What straight people can learn about sex – from LGBTQ people
Thankfully, old-fashioned, derogatory euphemisms for people attracted to the same gender – such as ‘batting for the other team’ – are falling out of favour these days. Society is waking up to the fact that sexuality shouldn’t be discussed in divisive ‘us and them’ terms. Straight people and Lesbian, Gay, Bisexual, Trans and Queer (LGBTQ) people aren’t batting against each other on different sides. We’re all on the same squad: Team Human.
But that’s not to say all sexualities and sexual cultures are homogenous – and there’s a lot of positive things we can learn from one another, about everything from new ways to savour sensual pleasure, to fresh approaches to communication that can benefit all types of partnerships. After all, love is love, and the more we all talk about it openly and share our experiences, the more lovely life can be for everybody.
Traditional gender roles can be seriously limiting – no matter how you define your sexuality. Relationship mentor Vena Ramphal, star of the erotic education TV show Sex Pod, says: “I find many straight people feel tied to restrictive ideas of masculinity and femininity and get hung up on how they’re supposed to act as a ‘real man’ or a ‘good woman’; in contrast, gay culture is better at encouraging people to choose how they express their gender in a way that feels authentic and freeing to them, rather than following a rigid script. Letting go of the pressure to perform in a certain way that’s apparently dictated by what genitals you have can not only lead to more fulfilling, playful sex, but also a wider feeling of self-liberation that spills over into your social and professional life. LGBTQ communities teach that gender is a verb, not a noun: it’s something you do, not what you are.”
Cindy identifies herself as sexually fluid – she fancies both men and women, and her tastes tend to change over time. She agrees with Vena. “I think it’s important for everyone to recognise and challenge gender roles in their relationships, and consciously find ways to live that work for you as a couple or family, rather than blindly doing what mainstream culture expects of you,’ she says. ‘This involves examining yourself and what you really want, communicating that effectively and listening to your lover when they do the same.
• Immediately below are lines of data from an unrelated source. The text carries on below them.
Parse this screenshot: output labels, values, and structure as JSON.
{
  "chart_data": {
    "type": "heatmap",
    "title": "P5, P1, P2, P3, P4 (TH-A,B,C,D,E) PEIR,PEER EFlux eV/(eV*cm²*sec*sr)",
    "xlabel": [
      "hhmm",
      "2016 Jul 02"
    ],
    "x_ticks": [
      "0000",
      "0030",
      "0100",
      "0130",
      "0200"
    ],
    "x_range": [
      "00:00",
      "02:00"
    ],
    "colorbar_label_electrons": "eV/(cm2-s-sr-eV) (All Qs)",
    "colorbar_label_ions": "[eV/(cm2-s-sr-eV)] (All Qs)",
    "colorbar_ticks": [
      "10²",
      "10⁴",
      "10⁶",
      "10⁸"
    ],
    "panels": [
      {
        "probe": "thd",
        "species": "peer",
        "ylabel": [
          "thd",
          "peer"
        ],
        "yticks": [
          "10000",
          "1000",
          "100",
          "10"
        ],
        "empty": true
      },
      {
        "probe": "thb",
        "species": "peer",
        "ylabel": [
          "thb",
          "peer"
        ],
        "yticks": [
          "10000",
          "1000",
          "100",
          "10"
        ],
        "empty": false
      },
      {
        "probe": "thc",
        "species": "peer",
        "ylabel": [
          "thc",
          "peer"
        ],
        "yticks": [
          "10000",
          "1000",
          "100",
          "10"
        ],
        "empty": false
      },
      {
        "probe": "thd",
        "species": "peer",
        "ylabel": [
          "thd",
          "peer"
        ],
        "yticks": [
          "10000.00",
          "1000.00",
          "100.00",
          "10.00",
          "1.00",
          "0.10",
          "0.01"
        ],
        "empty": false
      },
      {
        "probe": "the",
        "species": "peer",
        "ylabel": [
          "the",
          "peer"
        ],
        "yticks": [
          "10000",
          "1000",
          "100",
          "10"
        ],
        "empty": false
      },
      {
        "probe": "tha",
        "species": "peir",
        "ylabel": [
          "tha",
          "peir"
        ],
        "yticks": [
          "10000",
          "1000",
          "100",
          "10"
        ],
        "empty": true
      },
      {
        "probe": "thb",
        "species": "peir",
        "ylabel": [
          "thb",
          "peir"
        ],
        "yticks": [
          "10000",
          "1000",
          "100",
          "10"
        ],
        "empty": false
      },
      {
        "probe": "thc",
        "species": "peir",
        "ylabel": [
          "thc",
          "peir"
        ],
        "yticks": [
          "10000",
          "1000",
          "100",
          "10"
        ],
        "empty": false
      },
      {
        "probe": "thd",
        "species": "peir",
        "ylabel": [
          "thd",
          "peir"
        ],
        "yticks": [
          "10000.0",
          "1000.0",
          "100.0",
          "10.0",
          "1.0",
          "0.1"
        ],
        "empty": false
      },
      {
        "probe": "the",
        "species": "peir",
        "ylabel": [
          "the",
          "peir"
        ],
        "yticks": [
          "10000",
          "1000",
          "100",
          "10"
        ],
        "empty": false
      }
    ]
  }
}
That way, you can avoid years of potential resentment about being “expected” to be dominant in bed.”
Putting the ‘P in the V’ isn’t the only way to have sex – and penetration doesn’t always have to be the ultimate aim.
As lesbian Abebi puts it: “I hate the term ‘foreplay’ – it suggests that any form of sexual touch that doesn’t involve putting a wiener in a vag-eena is just second-rate build-up to the main event of penetration. My experiences as a girl who likes girls suggest you don’t need a penis to have a great time and I wonder whether some straight couples could discover a whole new world of sensuous joy if they stopped seeing penetrative sex as the be all and end all. I suspect some men would welcome a break from them pumping away being viewed as such a big deal, too – it must be stressful to feel like the “success” of a sexual encounter rests entirely upon your erection.”
Dr Meg-John Barker tutors sex, gender and relationships via the Open University, and is co-author of Enjoy Sex (How, When And If You Want To) with sex educator Justin Hancock. Dr Barker says: “Because intimate interactions between queer people often involve bodies that can’t conform to the standard ‘penis in vagina’ model of intercourse, their definition of what “sex” is becomes more flexible – and it can be more luscious, too. Some queer couples take turns to focus on one person’s pleasure each time they play, rather than always seeking to please them both at once, and many experiment with stimulating other parts of the brain and body apart from the genitalia, too.”
A DEEPER LEVEL
Knowing yourself – and accepting yourself – provides a solid foundation for interacting with others.
Juliette Prais, CEO of queer dating and matchmaking company Pink Lobster, says: “Queer people have often faced challenging times while growing up and figuring out their identities, which sometimes force them to examine themselves on a deeper level than some straight individuals. I’d encourage heterosexual folks to develop their self-awareness in whatever ways they find helpful (self-help books, open-minded conversations with friends and so on), because truly knowing yourself helps prevent you entering into a relationship where you’re unwittingly moulded to another person’s desires.”
Jess Wilde from online erotic retailer Lovehoney muses, “If you’re part of a [cis] same-sex pair, you may well have a better understanding of how things feel in bed for your lover, because you have similar bodies, and can experience the same sorts of touch.” Straight couples can improve their lovemaking by educating themselves as much as possible about the anatomy and physical workings of the opposite sex – from periods and G-spots to prostates and scrotums. So, do your homework, ask questions to expand your knowledge and enjoy exploring the whole of each other.